Are we all reading Longbourn yet? The current Comedy Wives book club book, Longbourn, by Jo Baker is based on the events detailed in our beloved Pride and Prejudice. (Yes, that is where you know that name from!) The story is told this time from the perspective of ‘downstairs’, the long suffering staff of the Bennet’s entailed-away-to- cousin-Collins home.

I will not be talking about Longbourn yet, because I want to give ‘yall a chance to read it. Today I’m going to talk about something that has really captured my imagination lately: indoor plumbing.

Don’t worry, I won’t be disgusting like I was in my last post, although as a quick update I do love my new toilet. It’s just been such a pleasure to use and Mike won’t stop talking about it. I’m already getting used to the idea of having a superior toilet in our house, the same way as I got used to having a working shower when we redid our bathroom after an embarrassingly long time of having to turn our hot water on under the kitchen sink.

Photo by pursanovd via flickr
Photo by pursanovd via flickr

It is amazing how quickly one gets used to innovation. For the first few months with our new Iphones we felt like Kings among men and now I would be hard-pressed to tell you what I did before I had candy crush to play while watching television.

Sometimes when I’m taking a luxuriantly long shower I think about how amazing it is that I get to have soft, blistering hot water cascading down on me for however long I want, whenever I feel like it, at the turn of a knob. But we take it for granted don’t we? We know that much of the world’s population doesn’t have clean running water to drink and yet we take daily showers and don’t feel like kings among men until we buy a new Iphone. And then that feeling wears away too.

Anyway, today we will appreciate indoor plumbing, and try to imagine a time before it was even a thing. The first chapter of Longbourn, which you can read online, has the Bennet’s housemaid, Sarah fetching water from the well in the predawn cold for laundry day. She talks a lot about her chilblains and it makes my hands hurt to think about it. Thank you indoor plumbing!

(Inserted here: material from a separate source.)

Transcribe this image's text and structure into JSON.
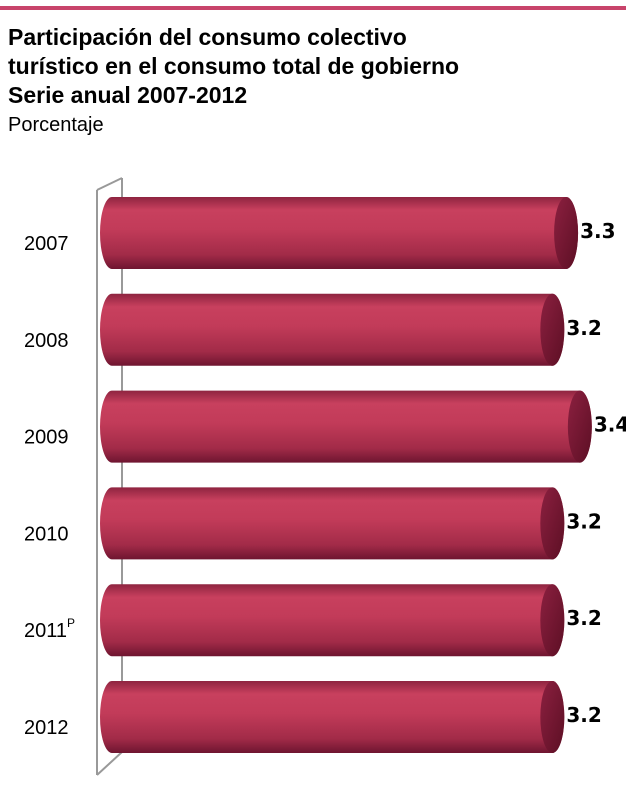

Also there’s this priceless line “If Elizabeth had the washing of her own petticoats, Sarah often thought, she’d most likely be a sight more careful with them” (Jo Baker, Longbourn.) Elizabeth, who you may remember ruining her marriage prospects by tramping across fields and muddying her petticoats, to the undisguised horror of the Bingley sisters.

In addition to slowly reading Longbourn, and concurrently rereading Pride and Prejudice, because I don’t want to miss a single reference, I happened upon the most wonderful book last week: The Secret Rooms By Catherine Bailey. If you like terms like Gothic mystery, conniving duchess, witches’ curse, and “the third footman recalled…”, you will like this book, but only if you also like reading extensive excerpts from real letters written back and forth between English Lords and Ladies. Essentially, this book was written specifically with Sarah and me in mind.

Photo by Jerry Gunner Via Flickr

The Secret Rooms tells the story of the ninth Duke of Rutland, his mysterious death, and his seat, the Belvoir Castle in Leicestershire. (It’s pronounced Beaver Castle, can you imagine?)  It’s fantastic so far. Anyway, this description has really captured my imagination:

As she looked back nearly sixty years later, the armies of servants who traipsed its corridors and on whom the family depended for their basic amenities loomed in Diana’s memory: ‘The watermen are difficult to believe in today’ she wrote: ‘They seemed to me to belong to another clay. They were the biggest people I had ever seen, much bigger than any of the men of the family, who were remarkable for their height. They had stubbly beards and a general Bill Sikes appearance. They wore brown clothes, no collars and thick green baize aprons from chin to knee. On their shoulders they carried a wooden yoke from which hung two gigantic cans of water. They moved on a perpetual round. Their job was to keep all jugs, cans and kettles full in the bedrooms, and morning or evening to bring the hot water for the hip-baths.’ “

-Catherine Bailey. The Secret Rooms. Penguin.

What the hell? I mean, is this even a thing? I couldn’t find anything online. Please enlighten me if you do know, I want to know so much more about watermen!!

To be clear, Longbourn would not have had watermen, obviously, being a house not a castle. BUT do you think maybe Pemberley would have had watermen? I hope so.